Ch'ên Pêng-nien 陳鵬年 (T. 北溟 and 滄洲) Jan. 10, 1664-1723, Feb. 9, official, was a native of Hsiang-t'an, Hunan. In his youth his family retired to the mountains to avoid disturbances following the revolt of Wu San-kuei [q.v.]. There he engaged in the study of the classics. When the family returned to Hsiang-t'an he took the examinations, finally receiving his chin-shih degree in Peking in 1691. Five years later he was appointed magistrate of Hsi-an, Chekiang, and then of Shan-yang, Kiangsu. He achieved a reputation as a. model official with the appellation "Ch'ên Ch'ing-t'ien" 陳青天 (Ch'ên of the Clear Sky) because of his  honesty, frugality, and good sense. When he was prefect of Nanking (1703-05) his superior, Ašan (阿山, d. 1714) governor-general of Kiangsu, motivated by jealousy, falsely accused him of bribery in connection with revenue and taxation, and of impropriety in establishing lecture-halls on sites that had previously been utilized for houses of prostitution. Although sentenced to die, he was granted imperial pardon. Convinced of his innocence, the emperor summoned him to Peking where he was placed on the commission to edit the anthology of Sung, Chin, Yüan, and Ming poetry, 四朝詩 Ssŭ-ch'ao shih, which was printed in 1709 in 312 chüan.
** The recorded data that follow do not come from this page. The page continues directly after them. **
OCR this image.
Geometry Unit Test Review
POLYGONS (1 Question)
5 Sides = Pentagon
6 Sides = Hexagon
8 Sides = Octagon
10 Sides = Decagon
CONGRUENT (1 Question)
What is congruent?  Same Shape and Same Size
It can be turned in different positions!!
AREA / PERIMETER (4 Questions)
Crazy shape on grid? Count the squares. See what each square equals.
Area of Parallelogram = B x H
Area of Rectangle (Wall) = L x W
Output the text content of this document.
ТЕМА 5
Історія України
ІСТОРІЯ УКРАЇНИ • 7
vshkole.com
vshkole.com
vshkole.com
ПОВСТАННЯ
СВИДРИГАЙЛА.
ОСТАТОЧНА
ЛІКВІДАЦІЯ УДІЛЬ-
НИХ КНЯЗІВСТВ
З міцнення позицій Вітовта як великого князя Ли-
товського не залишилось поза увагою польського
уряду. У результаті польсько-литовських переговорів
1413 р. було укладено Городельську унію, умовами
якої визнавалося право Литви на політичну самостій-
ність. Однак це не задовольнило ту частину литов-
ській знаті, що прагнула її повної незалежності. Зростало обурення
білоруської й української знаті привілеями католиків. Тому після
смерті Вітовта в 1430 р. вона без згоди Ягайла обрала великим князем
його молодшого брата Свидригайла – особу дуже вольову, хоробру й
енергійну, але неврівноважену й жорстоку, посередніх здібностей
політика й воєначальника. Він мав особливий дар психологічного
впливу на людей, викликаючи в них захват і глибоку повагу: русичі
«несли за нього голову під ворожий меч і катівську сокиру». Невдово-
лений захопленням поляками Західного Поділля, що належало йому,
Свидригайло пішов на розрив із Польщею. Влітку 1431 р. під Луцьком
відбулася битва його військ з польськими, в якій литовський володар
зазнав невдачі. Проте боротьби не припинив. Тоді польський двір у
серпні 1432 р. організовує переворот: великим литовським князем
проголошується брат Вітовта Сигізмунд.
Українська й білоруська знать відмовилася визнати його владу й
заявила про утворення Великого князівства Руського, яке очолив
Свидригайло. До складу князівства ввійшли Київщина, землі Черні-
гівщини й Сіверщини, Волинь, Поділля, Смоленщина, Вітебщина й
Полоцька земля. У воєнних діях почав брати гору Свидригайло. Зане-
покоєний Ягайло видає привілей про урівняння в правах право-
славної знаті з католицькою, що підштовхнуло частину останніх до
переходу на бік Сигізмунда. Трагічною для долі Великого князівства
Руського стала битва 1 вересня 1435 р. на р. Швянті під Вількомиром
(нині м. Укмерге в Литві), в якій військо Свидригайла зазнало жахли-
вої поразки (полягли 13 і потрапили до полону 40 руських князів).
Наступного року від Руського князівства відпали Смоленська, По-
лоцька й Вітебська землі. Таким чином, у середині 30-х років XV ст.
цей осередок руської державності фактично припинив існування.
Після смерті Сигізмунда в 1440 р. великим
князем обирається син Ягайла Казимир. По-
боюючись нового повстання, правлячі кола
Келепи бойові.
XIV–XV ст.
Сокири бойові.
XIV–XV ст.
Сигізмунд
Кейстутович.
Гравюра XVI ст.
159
In 1708 he was appointed prefect of Soochow and in the following year, acting-financial commissioner of Kiangsu. Gali [q.v.], governor-general of Kiangsu, accused him in 1711 of treason for a poem, entitled 虎邱 Hu-ch'iu, which he had written concerning a hillock of that name located seven li northwest of Soochow. This accusation was likewise disallowed by the emperor who again summoned him to Peking. This time (1719-1722) he served on the editorial board that compiled the phrase dictionary, Fên-lei tzu chin (see under Ho Ch'o). Later he was ordered to assist Chang P'êng-ko [q.v.] in a survey of the Grand Canal, and in 1721 was made director-general of Yellow River Conservancy in Honan, which post he held until his death in 1723. He was canonized as K'o-ch'in 恪勤. His collected prose works, 道榮堂文集 Tao-Jung-t'ang wên-chi, in 6 chüan, and his verse, Tao jung-t'ang (詩)-chi in 10 chüan, were printed, together with his nien-p'u, in 1762. An edition of his collected works, entitled Ch'ên K'o-ch'in chi, in 39 chüan, is listed in the Imperial Catalogue (see under Chi Yün). A treatise on public administration, 歷仕政略 Li shih chêng lüeh, in 1 chüan, and rules and regulations for river conservancy, 河工條約 Ho-kung t'iao-yüeh, also in 1 chüan, were both written shortly before his death.
[ 1/283/6b; 3/164/la; 23/16/la; 湖南文徵 Hunan wên-chêng 32/1, 61/59; Ssŭ-k'u (see under Chi Yün) 184/2b; Hsiang-t'an-hsien chih (1889) chüan 8, sec. 4/81a.)